Who We Are
Defending Rights, Defeating Intolerance
To be a leading advocate for justice and mutual understanding.
CAIR-Oklahoma is a nonprofit 501(c)(3) grassroots civil rights and advocacy group. Established in 2006 by a group of local Muslims, CAIR-Oklahoma serves the entire state of Oklahoma through its Oklahoma City office. CAIR-Oklahoma is a chapter of the Council on American-Islamic Relations (CAIR), America’s largest Islamic civil liberties group with chapters nationwide. The national headquarters is located on Capitol Hill in Washington D.C.
CAIR Oklahoma partners regularly with community and social justice organizations from around the state in working together towards the common goal of improving the quality of life for all Oklahomans. To that end, CAIR Oklahoma has been a proud member of the Oklahoma Center for Nonprofits since 2012 and CAIR Oklahoma board members and staff regularly participate in trainings and discussions led by the Center for Nonprofits.
We’re excited to share that our organization has earned a 2022 Gold Seal of Transparency with Candid!

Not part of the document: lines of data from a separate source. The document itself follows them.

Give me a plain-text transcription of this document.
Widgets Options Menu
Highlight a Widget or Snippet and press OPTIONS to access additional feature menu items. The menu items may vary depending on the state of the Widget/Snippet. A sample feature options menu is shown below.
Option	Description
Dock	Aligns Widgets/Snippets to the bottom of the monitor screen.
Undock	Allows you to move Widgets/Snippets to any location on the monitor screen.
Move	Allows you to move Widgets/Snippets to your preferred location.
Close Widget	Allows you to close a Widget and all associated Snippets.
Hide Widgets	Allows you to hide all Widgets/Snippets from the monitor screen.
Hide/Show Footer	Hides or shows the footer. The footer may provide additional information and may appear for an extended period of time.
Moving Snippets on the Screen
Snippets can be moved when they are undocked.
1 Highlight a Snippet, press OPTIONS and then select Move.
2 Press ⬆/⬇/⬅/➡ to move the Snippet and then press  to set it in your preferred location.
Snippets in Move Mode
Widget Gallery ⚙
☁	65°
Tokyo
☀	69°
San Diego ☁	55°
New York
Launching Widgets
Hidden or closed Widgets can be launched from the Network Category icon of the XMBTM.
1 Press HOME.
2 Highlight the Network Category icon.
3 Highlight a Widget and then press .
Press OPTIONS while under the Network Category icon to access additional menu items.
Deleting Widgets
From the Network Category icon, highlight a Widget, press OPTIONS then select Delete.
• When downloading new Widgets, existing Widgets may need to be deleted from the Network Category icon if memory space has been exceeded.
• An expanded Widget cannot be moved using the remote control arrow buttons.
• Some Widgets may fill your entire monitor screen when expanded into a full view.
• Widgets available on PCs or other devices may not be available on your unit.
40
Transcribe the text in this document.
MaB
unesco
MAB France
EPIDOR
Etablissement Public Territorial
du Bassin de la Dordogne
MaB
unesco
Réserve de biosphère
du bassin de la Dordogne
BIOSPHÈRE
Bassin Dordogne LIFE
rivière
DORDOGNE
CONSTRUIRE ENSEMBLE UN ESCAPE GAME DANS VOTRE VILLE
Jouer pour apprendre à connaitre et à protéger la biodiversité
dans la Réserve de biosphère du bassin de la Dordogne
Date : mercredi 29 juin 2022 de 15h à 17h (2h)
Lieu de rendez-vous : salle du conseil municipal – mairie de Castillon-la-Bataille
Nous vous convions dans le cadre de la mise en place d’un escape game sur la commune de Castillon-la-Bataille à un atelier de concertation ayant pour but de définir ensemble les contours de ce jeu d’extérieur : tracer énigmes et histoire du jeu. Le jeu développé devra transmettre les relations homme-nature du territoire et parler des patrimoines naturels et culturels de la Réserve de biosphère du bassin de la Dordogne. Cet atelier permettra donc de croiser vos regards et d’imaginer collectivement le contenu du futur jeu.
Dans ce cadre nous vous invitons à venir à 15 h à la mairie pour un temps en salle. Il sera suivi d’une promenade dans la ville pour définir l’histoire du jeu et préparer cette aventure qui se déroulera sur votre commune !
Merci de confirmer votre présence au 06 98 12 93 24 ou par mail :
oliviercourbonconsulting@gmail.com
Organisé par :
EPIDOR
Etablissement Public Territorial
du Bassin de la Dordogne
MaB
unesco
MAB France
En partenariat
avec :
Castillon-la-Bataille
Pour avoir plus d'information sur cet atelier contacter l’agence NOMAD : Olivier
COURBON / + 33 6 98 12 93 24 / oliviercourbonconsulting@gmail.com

Now, you can support our work with trust and confidence by viewing our #NonprofitProfile: https://www.guidestar.org/Profile/87-0764660
Recognitions and Awards
- 2015: CAIR Oklahoma received the Angie Debo Civil Libertarian of the Year Award from the American Civil Liberties Union of Oklahoma.
- 2018: CAIR Oklahoma was recognized as the CAIR Chapter of the Year by the CAIR National office.
- 2021: CAIR Oklahoma awarded the Ada Lois Sipuel Fisher Diversity Award by the Oklahoma Bar Association
In 2006, Lobna Hewedi moved to Oklahoma from Los Angeles, where she had worked for the Los Angeles Chapter of the Council on American-Islamic Relations. She enjoyed the experience, but even more so, she saw the benefit the organization brought to the Muslim community of Southern California. Upon moving to Oklahoma, she set out on a mission to gather a group of like-minded individuals and open a chapter of the Council on American-Islamic Relations in Oklahoma. A year later, the Oklahoma Chapter of the Council on American-Islamic Relations (CAIR Oklahoma) had an office and their first full-time executive director, Razi Hashmi.
From 2006 until 2014, the presence and notoriety of CAIR Oklahoma grew across the state and nationally with some groundbreaking civil rights cases. In 2007, CAIR Oklahoma assisted Samantha Elauf, a Tulsa Muslim teen, when she was discriminated against by Abercrombie & Fitch, who did not hire her because she wore a headscarf, or hijab, as a part of her Muslim faith. Ms. Elauf’s case eventually went to the United States Supreme Court that held, in an 8-1 decision, an employer may not refuse to hire an applicant to avoid accommodating a religious practice.
In 2010, CAIR Oklahoma grabbed the attention of the entire country when its second executive director, Muneer Awad, filed a lawsuit against the state of Oklahoma following the 70% approval of Oklahoma’s Anti-Shariah Amendment, State Question 755, by voters. With the lawsuit filing, Mr. Awad and his co-plaintiffs were granted a temporary injunction against the state question. The legal battle lasted three years, and eventually, Judge Vicki Miles-LaGrange issued a permanent injunction against State Question 755, stating the state question violated the First Amendment of the Constitution’s Establishment Clause.
In the years since, CAIR Oklahoma has grown into a statewide social justice and educational organization serving Oklahoma Muslims through its Oklahoma City office. The organization now has full-time departments dedicated to civil rights, government affairs, community outreach and prison ministry. The organization’s mission has evolved over the years, but one thing remains constant: To improve the quality of life for Muslims in Oklahoma through education, advocacy and building coalitions to promote justice for people of all cultures and faiths.